The company said the new funding follows its recent announcement that it had doubled full-year profits before tax to 34.2 million pounds ($45.5 million) for 2024 on a 30.2% revenue jump. Zopa also teamed last year with British electricity supplier Octopus Energy to enter the U.K.’s 23 billion-pound renewable energy market, and with retailer John Lewis to offer personal loans to its 23 million customers.
Launched in 2020, Zopa says it has attracted 5.5 billion pounds ($7.3 billion) in deposits and has a little more than 3 billion pounds ($4 billion) in loans on its balance sheet.
Following last year’s funding round, PYMNTS noted some of the challenges facing Zopa and other so-called “challenger banks” as they rake in millions in funding.
“Investors are betting on these challengers to take share away from the incumbents that have long held sway over financial services,” PYMNTS wrote. “Without the brick-and-mortar locations that are the hallmarks of those marquee players, the competition boils down to rates offered on checking and savings accounts.”
For example, the British challenger bank Monzo’s interest APY on savings accounts is several times that of the national average, the report said.
There are also some signs, PYMNTS added, that challengers are still fine-tuning some parts of their business models amid these growth spurts. Fraud and anti-money laundering (AML) concerns are attracting increased regulatory scrutiny, particularly in the U.K.

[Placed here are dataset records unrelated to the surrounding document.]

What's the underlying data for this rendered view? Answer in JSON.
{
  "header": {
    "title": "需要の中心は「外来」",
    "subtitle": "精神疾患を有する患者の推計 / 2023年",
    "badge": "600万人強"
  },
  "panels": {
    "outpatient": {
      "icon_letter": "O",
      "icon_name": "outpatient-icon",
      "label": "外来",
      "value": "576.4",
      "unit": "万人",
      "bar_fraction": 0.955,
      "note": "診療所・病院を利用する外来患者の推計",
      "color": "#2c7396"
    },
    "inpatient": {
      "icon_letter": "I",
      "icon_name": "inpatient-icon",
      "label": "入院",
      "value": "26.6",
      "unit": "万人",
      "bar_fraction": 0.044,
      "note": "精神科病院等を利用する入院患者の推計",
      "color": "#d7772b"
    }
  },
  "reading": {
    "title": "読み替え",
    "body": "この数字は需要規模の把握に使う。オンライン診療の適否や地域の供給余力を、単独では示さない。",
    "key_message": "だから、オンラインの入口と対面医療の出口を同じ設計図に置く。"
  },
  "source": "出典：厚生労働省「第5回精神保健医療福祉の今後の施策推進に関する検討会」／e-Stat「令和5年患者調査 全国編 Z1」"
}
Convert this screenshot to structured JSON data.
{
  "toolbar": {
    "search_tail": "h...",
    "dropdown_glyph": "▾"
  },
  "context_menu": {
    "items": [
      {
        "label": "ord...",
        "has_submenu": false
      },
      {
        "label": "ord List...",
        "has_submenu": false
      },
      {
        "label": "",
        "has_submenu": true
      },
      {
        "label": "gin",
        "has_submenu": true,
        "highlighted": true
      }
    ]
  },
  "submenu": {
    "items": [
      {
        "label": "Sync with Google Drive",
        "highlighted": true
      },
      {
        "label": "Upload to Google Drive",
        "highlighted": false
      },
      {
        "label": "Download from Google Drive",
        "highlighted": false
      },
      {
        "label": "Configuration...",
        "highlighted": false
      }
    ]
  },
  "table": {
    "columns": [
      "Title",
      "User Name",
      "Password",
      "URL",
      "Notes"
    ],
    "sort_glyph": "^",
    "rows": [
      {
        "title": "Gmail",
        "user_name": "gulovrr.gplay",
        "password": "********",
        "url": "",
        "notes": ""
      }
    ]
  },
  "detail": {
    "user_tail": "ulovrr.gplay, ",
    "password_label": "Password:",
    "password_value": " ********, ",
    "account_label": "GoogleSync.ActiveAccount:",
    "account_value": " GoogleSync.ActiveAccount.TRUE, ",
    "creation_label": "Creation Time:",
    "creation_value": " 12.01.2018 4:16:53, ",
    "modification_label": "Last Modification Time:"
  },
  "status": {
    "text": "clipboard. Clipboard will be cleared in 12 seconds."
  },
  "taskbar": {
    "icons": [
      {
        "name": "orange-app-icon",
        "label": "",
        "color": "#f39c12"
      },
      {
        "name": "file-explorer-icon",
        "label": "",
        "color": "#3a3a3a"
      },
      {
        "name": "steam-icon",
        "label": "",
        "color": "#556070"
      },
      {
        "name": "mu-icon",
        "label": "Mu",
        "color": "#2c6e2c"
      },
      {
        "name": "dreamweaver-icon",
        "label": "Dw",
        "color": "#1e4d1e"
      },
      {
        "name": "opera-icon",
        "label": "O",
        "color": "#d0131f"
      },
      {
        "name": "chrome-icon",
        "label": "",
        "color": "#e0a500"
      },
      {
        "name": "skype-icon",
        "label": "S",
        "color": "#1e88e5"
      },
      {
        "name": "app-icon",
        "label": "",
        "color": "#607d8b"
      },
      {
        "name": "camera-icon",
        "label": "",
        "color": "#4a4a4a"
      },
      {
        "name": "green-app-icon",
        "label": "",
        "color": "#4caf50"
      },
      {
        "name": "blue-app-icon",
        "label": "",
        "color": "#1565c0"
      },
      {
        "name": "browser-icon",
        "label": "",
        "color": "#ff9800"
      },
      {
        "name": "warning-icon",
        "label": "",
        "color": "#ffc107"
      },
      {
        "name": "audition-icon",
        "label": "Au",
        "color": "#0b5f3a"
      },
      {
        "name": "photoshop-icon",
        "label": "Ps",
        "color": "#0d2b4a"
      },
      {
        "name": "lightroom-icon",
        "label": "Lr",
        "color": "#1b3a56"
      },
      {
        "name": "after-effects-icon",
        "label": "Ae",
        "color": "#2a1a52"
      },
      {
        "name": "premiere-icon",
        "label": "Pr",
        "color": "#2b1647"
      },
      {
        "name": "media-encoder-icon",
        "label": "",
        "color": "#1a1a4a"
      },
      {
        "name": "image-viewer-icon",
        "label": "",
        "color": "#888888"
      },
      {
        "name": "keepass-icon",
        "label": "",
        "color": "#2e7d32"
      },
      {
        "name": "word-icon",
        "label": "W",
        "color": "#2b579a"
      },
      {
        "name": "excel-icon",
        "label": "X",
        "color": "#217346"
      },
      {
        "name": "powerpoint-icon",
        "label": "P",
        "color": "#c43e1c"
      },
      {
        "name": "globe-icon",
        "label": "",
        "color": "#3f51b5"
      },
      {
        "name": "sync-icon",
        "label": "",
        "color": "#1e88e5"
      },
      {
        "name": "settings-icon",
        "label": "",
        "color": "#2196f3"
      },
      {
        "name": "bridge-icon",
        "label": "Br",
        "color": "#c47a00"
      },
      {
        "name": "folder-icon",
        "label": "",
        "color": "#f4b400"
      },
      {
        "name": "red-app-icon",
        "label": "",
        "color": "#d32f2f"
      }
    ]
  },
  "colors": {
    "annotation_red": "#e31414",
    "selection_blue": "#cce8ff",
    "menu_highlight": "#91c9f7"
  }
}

More recently, PYMNTS noted the competition challenger banks face from a more traditional type of financial institution: the credit union.
“Perhaps the greatest advantage credit unions have is their continued emphasis on local roots and community trust,” that report said. “Their structure as member-owned cooperatives allows them to prioritize the needs of their members over shareholder profits, leading to more personalized service and a perception of greater alignment with customers’ values.”